Сенявин смотрел в подзорную трубу. Там, за трепетным чистым горизонтом, крылся Константинополь.
Когда-то, молодым офицером, командиром пакетбота «Карабут», а потом, при Ушакове, командиром «Св. Петра», Дмитрий Николаевич не раз бывал в Константинополе.
7
На подходах к Золотому Рогу всегда возникало ощущение театральной декорации: купола мечетей, стремительные иглы минаретов и кипарисы, кипарисы. Взять хотя бы итальянские города: все в открытую, все нараспашку. Не то Константинополь: будто б тайна, притягательная и манящая, что-то шепчущая, как плеск фонтанов.

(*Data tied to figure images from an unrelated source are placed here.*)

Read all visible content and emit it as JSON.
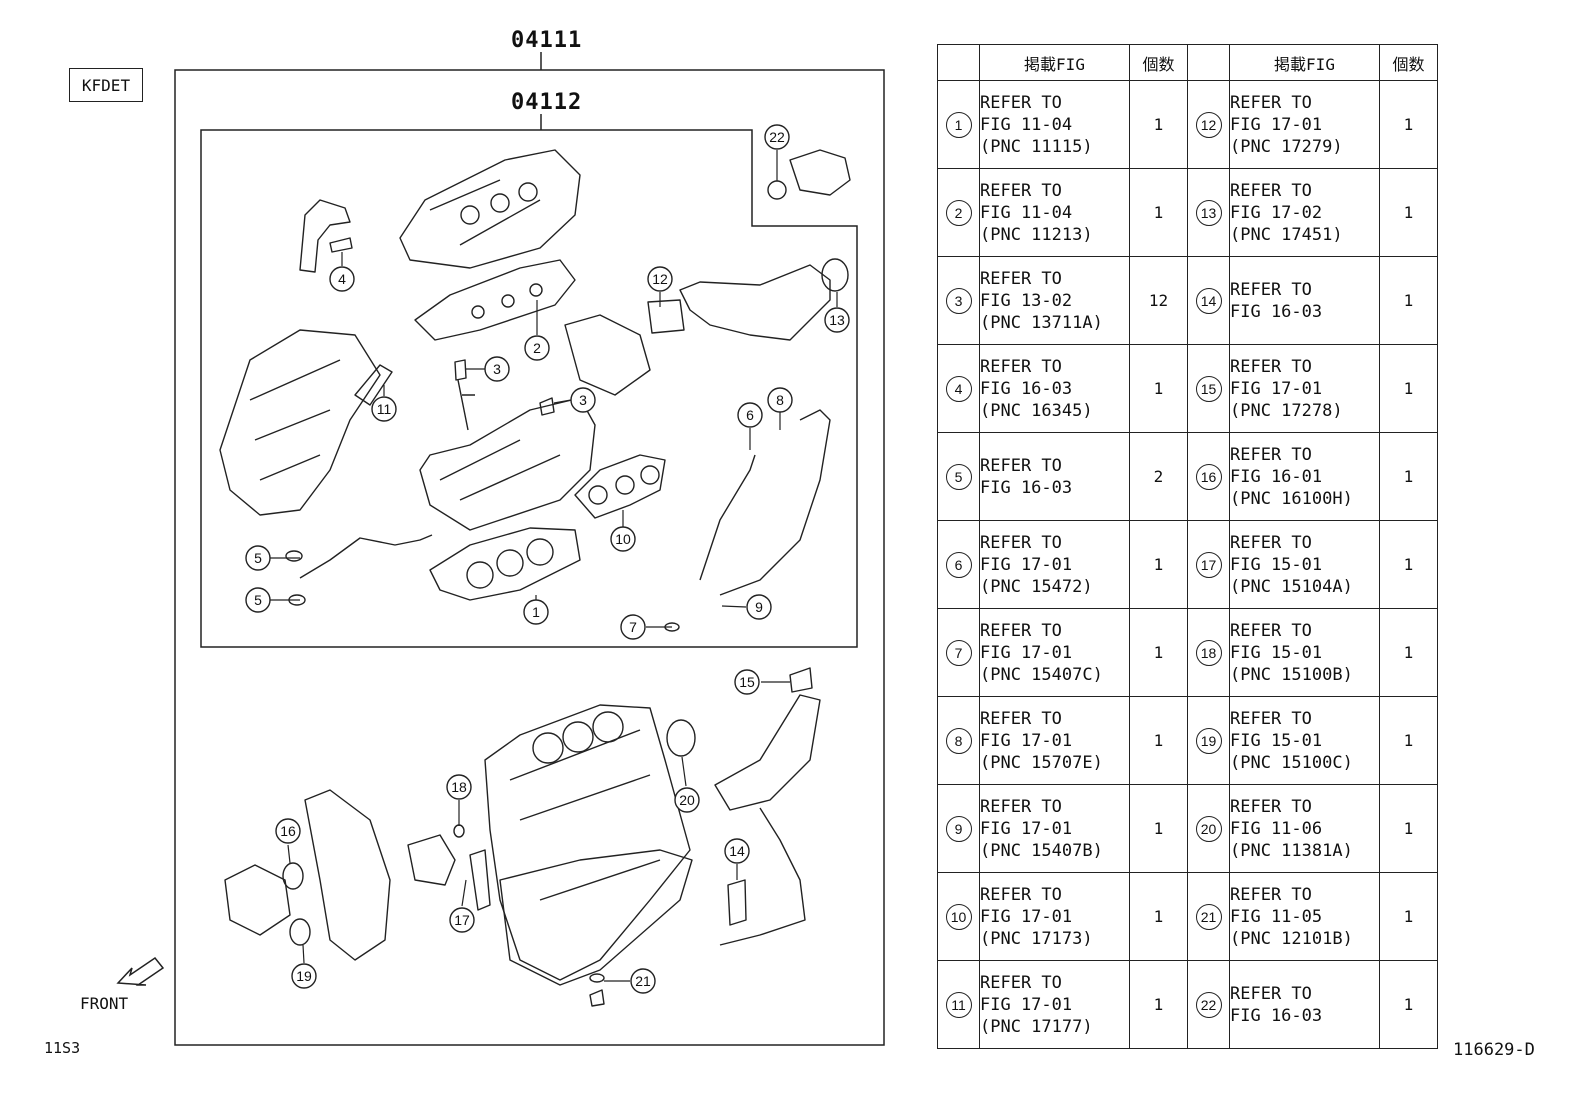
{
  "header": {
    "engine_code": "KFDET",
    "kit_main": "04111",
    "kit_sub": "04112"
  },
  "footer": {
    "front_label": "FRONT",
    "page_code": "11S3",
    "illustration_id": "116629-D"
  },
  "table": {
    "col_fig": "掲載FIG",
    "col_qty": "個数",
    "left": [
      {
        "no": "1",
        "ref": "REFER TO\nFIG 11-04\n(PNC 11115)",
        "qty": "1"
      },
      {
        "no": "2",
        "ref": "REFER TO\nFIG 11-04\n(PNC 11213)",
        "qty": "1"
      },
      {
        "no": "3",
        "ref": "REFER TO\nFIG 13-02\n(PNC 13711A)",
        "qty": "12"
      },
      {
        "no": "4",
        "ref": "REFER TO\nFIG 16-03\n(PNC 16345)",
        "qty": "1"
      },
      {
        "no": "5",
        "ref": "REFER TO\nFIG 16-03",
        "qty": "2"
      },
      {
        "no": "6",
        "ref": "REFER TO\nFIG 17-01\n(PNC 15472)",
        "qty": "1"
      },
      {
        "no": "7",
        "ref": "REFER TO\nFIG 17-01\n(PNC 15407C)",
        "qty": "1"
      },
      {
        "no": "8",
        "ref": "REFER TO\nFIG 17-01\n(PNC 15707E)",
        "qty": "1"
      },
      {
        "no": "9",
        "ref": "REFER TO\nFIG 17-01\n(PNC 15407B)",
        "qty": "1"
      },
      {
        "no": "10",
        "ref": "REFER TO\nFIG 17-01\n(PNC 17173)",
        "qty": "1"
      },
      {
        "no": "11",
        "ref": "REFER TO\nFIG 17-01\n(PNC 17177)",
        "qty": "1"
      }
    ],
    "right": [
      {
        "no": "12",
        "ref": "REFER TO\nFIG 17-01\n(PNC 17279)",
        "qty": "1"
      },
      {
        "no": "13",
        "ref": "REFER TO\nFIG 17-02\n(PNC 17451)",
        "qty": "1"
      },
      {
        "no": "14",
        "ref": "REFER TO\nFIG 16-03",
        "qty": "1"
      },
      {
        "no": "15",
        "ref": "REFER TO\nFIG 17-01\n(PNC 17278)",
        "qty": "1"
      },
      {
        "no": "16",
        "ref": "REFER TO\nFIG 16-01\n(PNC 16100H)",
        "qty": "1"
      },
      {
        "no": "17",
        "ref": "REFER TO\nFIG 15-01\n(PNC 15104A)",
        "qty": "1"
      },
      {
        "no": "18",
        "ref": "REFER TO\nFIG 15-01\n(PNC 15100B)",
        "qty": "1"
      },
      {
        "no": "19",
        "ref": "REFER TO\nFIG 15-01\n(PNC 15100C)",
        "qty": "1"
      },
      {
        "no": "20",
        "ref": "REFER TO\nFIG 11-06\n(PNC 11381A)",
        "qty": "1"
      },
      {
        "no": "21",
        "ref": "REFER TO\nFIG 11-05\n(PNC 12101B)",
        "qty": "1"
      },
      {
        "no": "22",
        "ref": "REFER TO\nFIG 16-03",
        "qty": "1"
      }
    ]
  },
  "callouts": [
    "1",
    "2",
    "3",
    "3",
    "4",
    "5",
    "5",
    "6",
    "7",
    "8",
    "9",
    "10",
    "11",
    "12",
    "13",
    "14",
    "15",
    "16",
    "17",
    "18",
    "19",
    "20",
    "21",
    "22"
  ]
}
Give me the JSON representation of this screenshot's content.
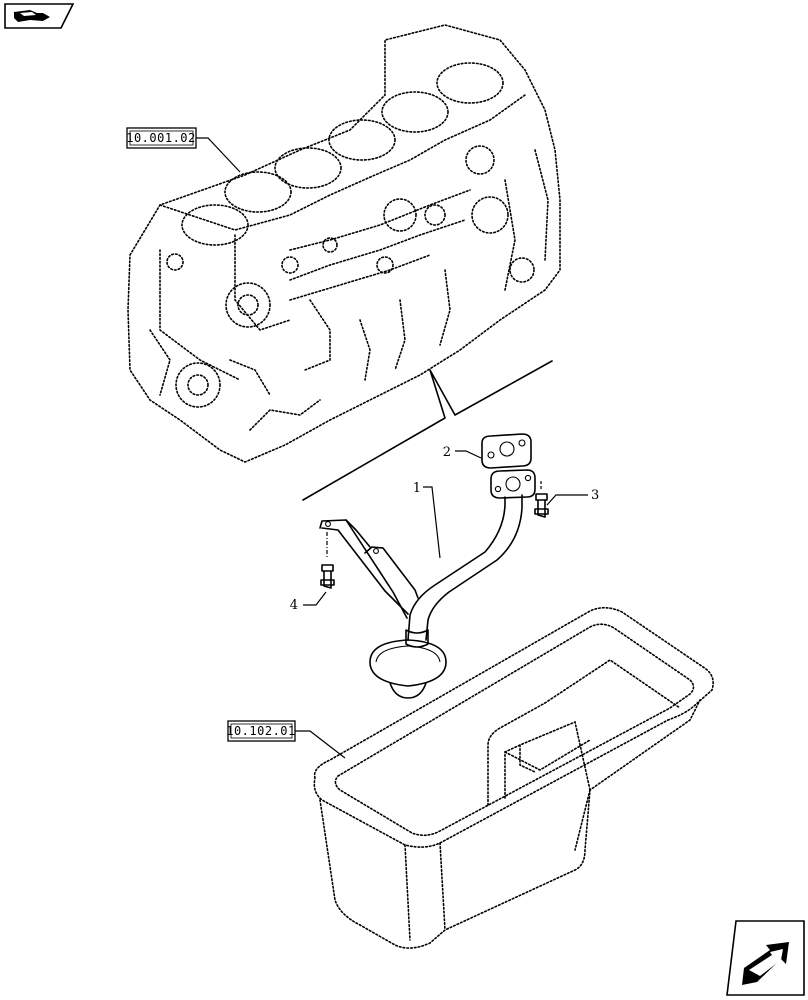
{
  "nav": {
    "prev_icon": "prev-page-arrow-icon",
    "next_icon": "next-page-arrow-icon"
  },
  "references": [
    {
      "id": "ref-engine-block",
      "code": "10.001.02"
    },
    {
      "id": "ref-oil-sump",
      "code": "10.102.01"
    }
  ],
  "callouts": [
    {
      "id": "callout-1",
      "label": "1"
    },
    {
      "id": "callout-2",
      "label": "2"
    },
    {
      "id": "callout-3",
      "label": "3"
    },
    {
      "id": "callout-4",
      "label": "4"
    }
  ],
  "colors": {
    "line": "#000000",
    "background": "#ffffff"
  }
}
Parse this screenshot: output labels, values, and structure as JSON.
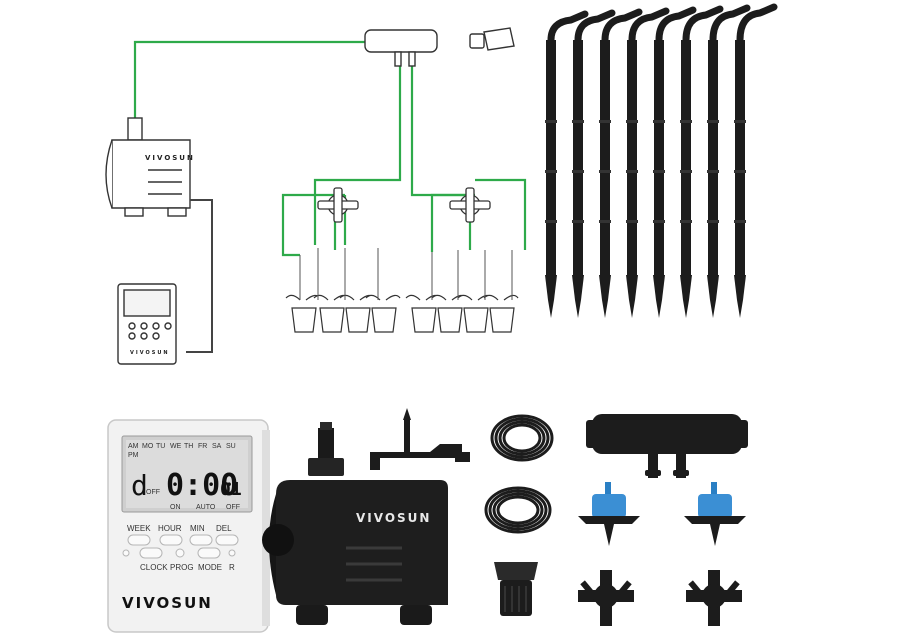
{
  "brand": "VIVOSUN",
  "colors": {
    "hose_green": "#2eaa4a",
    "line_gray": "#444444",
    "plastic_black": "#1c1c1c",
    "dripper_blue": "#3b8fd4",
    "lcd_bg": "#dcdcdc",
    "timer_body": "#f2f2f2"
  },
  "diagram": {
    "pump_brand": "VIVOSUN",
    "timer_brand": "VIVOSUN"
  },
  "timer": {
    "days": [
      "AM",
      "MO",
      "TU",
      "WE",
      "TH",
      "FR",
      "SA",
      "SU"
    ],
    "pm": "PM",
    "mode_letter": "d",
    "mode_sub": "OFF",
    "time": "0:00",
    "seconds": "01",
    "status_on": "ON",
    "status_auto": "AUTO",
    "status_off": "OFF",
    "buttons_top": [
      "WEEK",
      "HOUR",
      "MIN",
      "DEL"
    ],
    "buttons_bottom": [
      "CLOCK",
      "PROG",
      "MODE",
      "R"
    ],
    "brand": "VIVOSUN"
  },
  "pump": {
    "brand": "VIVOSUN"
  },
  "components": [
    "tubing-coil",
    "tubing-coil",
    "tee-connector",
    "dripper",
    "dripper",
    "end-plug",
    "four-way-splitter",
    "four-way-splitter",
    "stake-holder",
    "drip-stakes"
  ]
}
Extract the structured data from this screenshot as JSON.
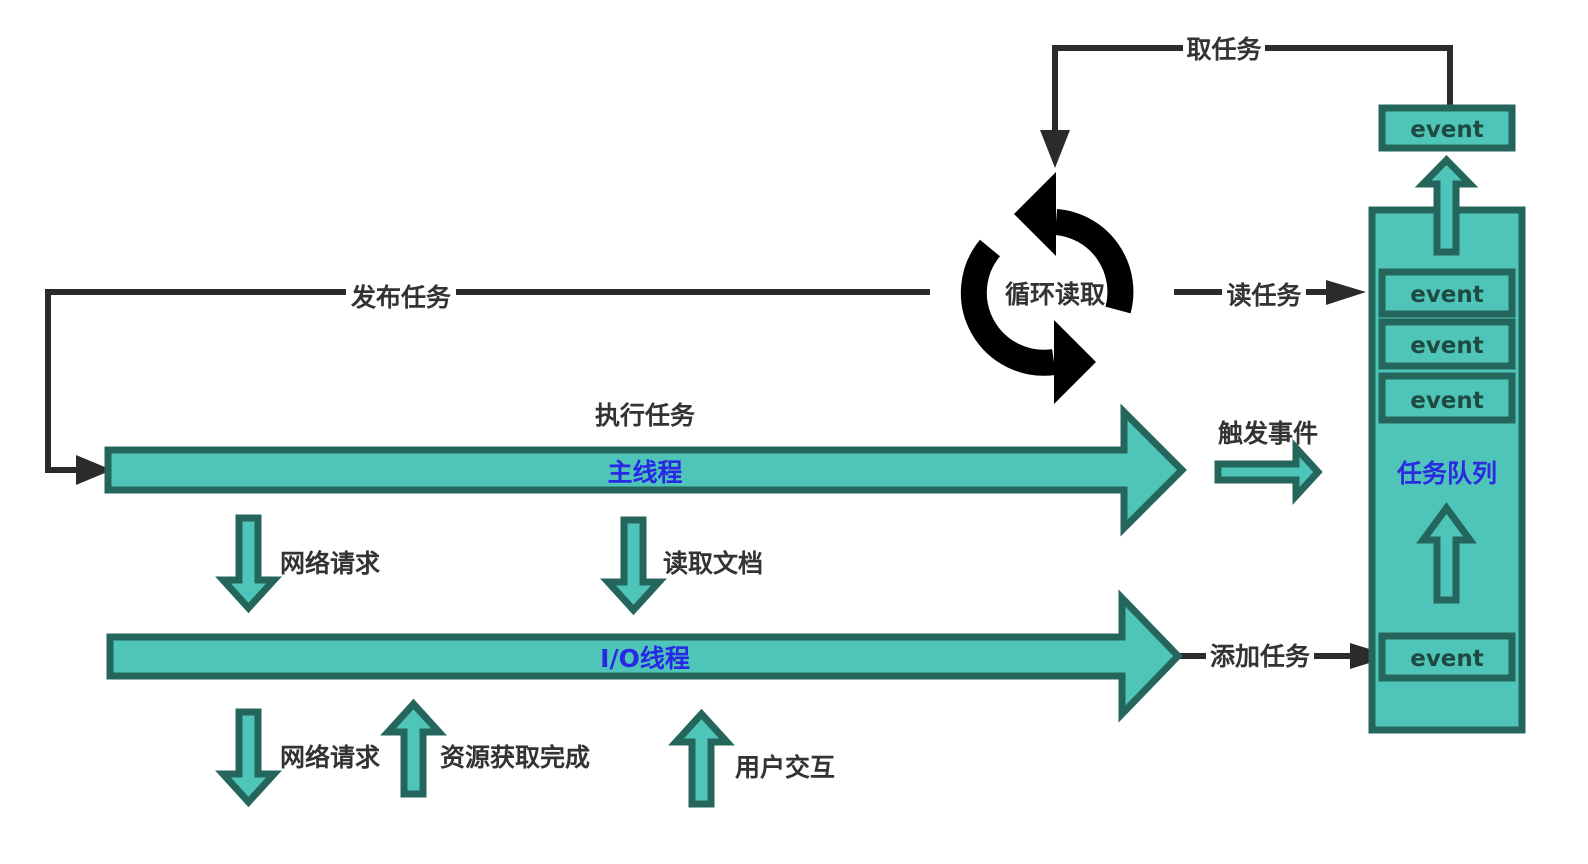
{
  "labels": {
    "take_task": "取任务",
    "publish_task": "发布任务",
    "loop_read": "循环读取",
    "read_task": "读任务",
    "execute_task": "执行任务",
    "main_thread": "主线程",
    "trigger_event": "触发事件",
    "network_request_1": "网络请求",
    "read_document": "读取文档",
    "io_thread": "I/O线程",
    "add_task": "添加任务",
    "network_request_2": "网络请求",
    "resource_done": "资源获取完成",
    "user_interaction": "用户交互"
  },
  "queue": {
    "title": "任务队列",
    "events": [
      "event",
      "event",
      "event",
      "event"
    ],
    "popped_event": "event"
  },
  "colors": {
    "teal_fill": "#4fc4b8",
    "teal_stroke": "#24665c",
    "connector": "#2b2b2b",
    "lane_text": "#2828e6"
  }
}
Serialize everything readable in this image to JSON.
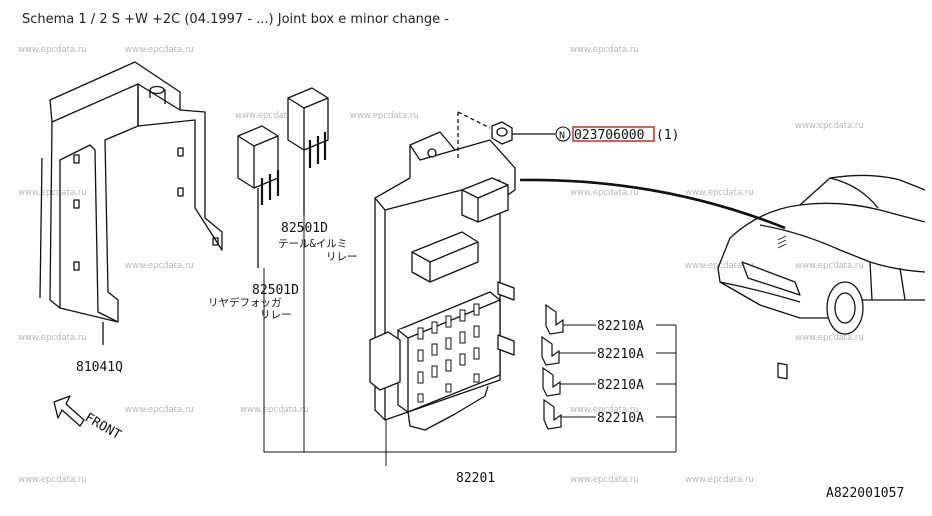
{
  "title": "Schema 1 / 2 S +W +2C (04.1997 - ...) Joint box e minor change -",
  "watermark": "www.epcdata.ru",
  "highlight_color": "#e03030",
  "parts": {
    "bracket": "81041Q",
    "tail_relay_number": "82501D",
    "tail_relay_desc_1": "テール&イルミ",
    "tail_relay_desc_2": "リレー",
    "fog_relay_number": "82501D",
    "fog_relay_desc_1": "リヤデフォッガ",
    "fog_relay_desc_2": "リレー",
    "nut_symbol": "N",
    "nut_number": "023706000",
    "nut_qty": "(1)",
    "fuse_1": "82210A",
    "fuse_2": "82210A",
    "fuse_3": "82210A",
    "fuse_4": "82210A",
    "joint_box": "82201"
  },
  "front_label": "FRONT",
  "diagram_ref": "A822001057"
}
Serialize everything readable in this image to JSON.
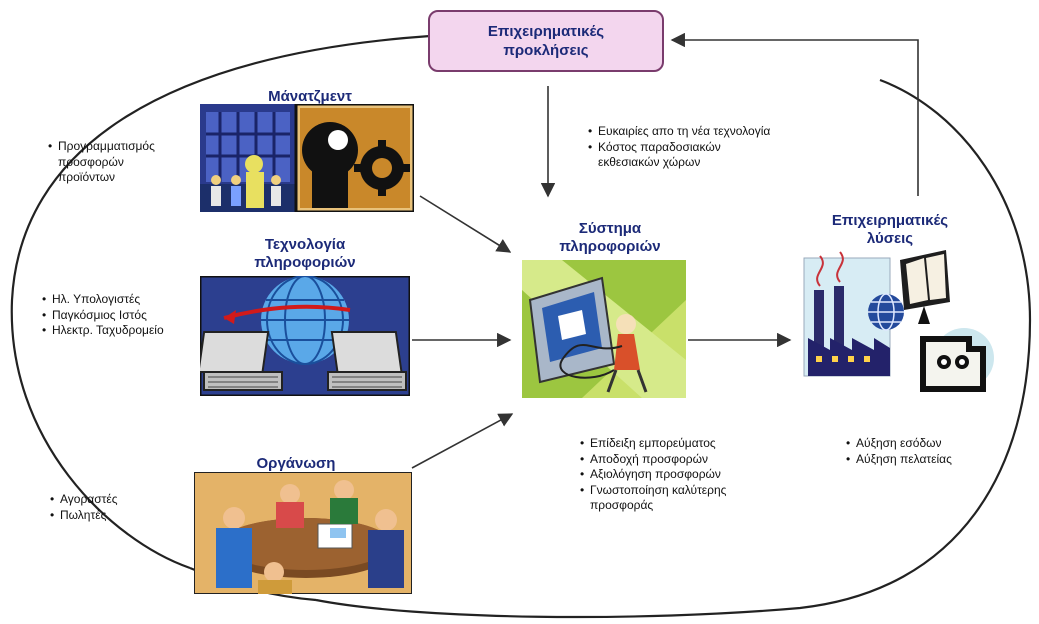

А потом перемена — ничего театрального, ничего загадочного: пестро и шумно, жарко и пыльно, грязно и бедно. Толпа, разноплеменная и разноязыкая, спешит куда-то, горланит что-то, платья, то длинные, то короткие; шапки и шляпы, фески и какие-то колпаки. Ей-ей, вавилонское столпотворение, странный мир, будто брошенный как попало.
Ровно в полдень в галереях бессчетных минаретов появляются муэдзины: сзывать правоверных на молитву. Подойдешь к одному, услышишь голос мрачно-торжественный; подойдешь к другому — пронзительный и дрожащий; а третий льется, приятный и свободный, и все эти голоса создают как бы хор, плывущий в поднебесье. И право, есть в этом хоре величие и торжественность. «На молитву, на молитву! Замените земные помыслы воззваниями к богу… Нет бога, кроме бога, и Магомет пророк его… На молитву, на молитву…»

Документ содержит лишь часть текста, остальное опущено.